Ekosistem Nasional yang Komprehensif
Menteri Sekretaris Negara Prasetyo Hadi menjelaskan bahwa molinas bukan hanya peluncuran satu merek atau model kendaraan saja. Lebih dari itu, ini akan dikembangkan sebagai ekosistem nasional yang komprehensif. Jaringan ini mencakup pengembangan industri dan manufaktur, komponen dan baterai, infrastruktur pengisian daya dan penggantian baterai, pembiayaan, distribusi, layanan purnajual, hingga penguatan penyerapan pasar.
PT Len Industri ditunjuk sebagai integrator utama yang akan mengoordinasikan kolaborasi para pemangku kepentingan dalam pengembangan ekosistem tersebut. Pembangunan ekosistem ini diharapkan dapat memperkuat hilirisasi industri, meningkatkan kapasitas manufaktur dan rantai pasok dalam negeri, serta membuka peluang penciptaan lapangan kerja dan keterlibatan UMKM serta koperasi.
“Pada saat yang sama, pengembangan motor listrik akan diarahkan untuk mendukung ketahanan energi melalui pengurangan ketergantungan terhadap BBM dan peningkatan pemanfaatan energi listrik,” ujar Prasetyo dalam pernyataan tertulisnya.
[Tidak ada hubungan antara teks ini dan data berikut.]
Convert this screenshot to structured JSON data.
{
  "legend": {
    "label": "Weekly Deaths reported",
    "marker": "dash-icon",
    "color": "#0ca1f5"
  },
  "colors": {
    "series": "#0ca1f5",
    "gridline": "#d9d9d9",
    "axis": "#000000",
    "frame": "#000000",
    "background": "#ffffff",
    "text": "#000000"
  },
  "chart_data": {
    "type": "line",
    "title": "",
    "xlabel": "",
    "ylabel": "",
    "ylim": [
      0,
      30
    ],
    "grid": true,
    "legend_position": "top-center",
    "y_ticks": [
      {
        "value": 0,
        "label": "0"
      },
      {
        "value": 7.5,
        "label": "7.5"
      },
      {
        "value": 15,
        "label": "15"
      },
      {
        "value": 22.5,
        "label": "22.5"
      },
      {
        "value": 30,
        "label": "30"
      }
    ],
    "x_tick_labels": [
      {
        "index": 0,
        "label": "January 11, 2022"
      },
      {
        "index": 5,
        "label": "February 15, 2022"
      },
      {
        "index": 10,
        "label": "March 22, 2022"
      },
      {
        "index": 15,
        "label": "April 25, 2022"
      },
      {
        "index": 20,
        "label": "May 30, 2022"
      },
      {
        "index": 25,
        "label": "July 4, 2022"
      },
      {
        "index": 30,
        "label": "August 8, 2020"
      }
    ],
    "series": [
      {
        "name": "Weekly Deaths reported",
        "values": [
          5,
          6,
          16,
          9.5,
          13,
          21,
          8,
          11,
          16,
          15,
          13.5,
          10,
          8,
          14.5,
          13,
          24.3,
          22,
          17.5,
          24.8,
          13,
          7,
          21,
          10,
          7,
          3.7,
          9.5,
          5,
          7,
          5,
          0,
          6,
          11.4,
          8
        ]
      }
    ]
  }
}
Sebelumnya, Presiden juga memberikan apresiasi kepada sejumlah pengusaha yang hadir dalam acara tersebut. Mereka antara lain Anindya Novyan Bakrie, James Tjahaja Riady, Wishnu Wardhana, dan Hapsoro Sukmonohadi, yang disebutnya sebagai “pejuang-pejuang ekonomi” karena kontribusinya dalam membangun industri nasional.
FAQ: Pertanyaan Umum tentang Sepeda Motor Listrik Nasional
Apa itu molinas? Molinas adalah singkatan dari motor listrik nasional yang diluncurkan sebagai bagian dari ekosistem kendaraan listrik Indonesia. Proyek ini melibatkan kolaborasi antara BUMN, swasta, dan akademisi.
Siapa saja pihak yang terlibat dalam pengembangan molinas? Pihak-pihak yang terlibat meliputi PT Len Industri sebagai integrator, berbagai BUMN, perusahaan swasta, pelaku UMKM, serta institusi pendidikan tinggi yang berkontribusi dalam riset dan pengembangan.
Berapa target produksi sepeda motor listrik nasional? Target produksi awal adalah 100.000 unit per tahun, dengan rencana peningkatan kapasitas produksi seiring dengan perkembangan infrastruktur pendukung.
Bagaimana dengan infrastruktur pengisian daya? Pemerintah berencana membangun stasiun pengisian daya dan penggantian baterai di berbagai lokasi strategis untuk mendukung penggunaan sepeda motor listrik secara luas.
Apa manfaat ekonomi dari program ini? Program ini diharapkan dapat menciptakan lapangan kerja, meningkatkan nilai tambah industri dalam negeri, mengurangi ketergantungan impor, dan mendukung transisi energi nasional.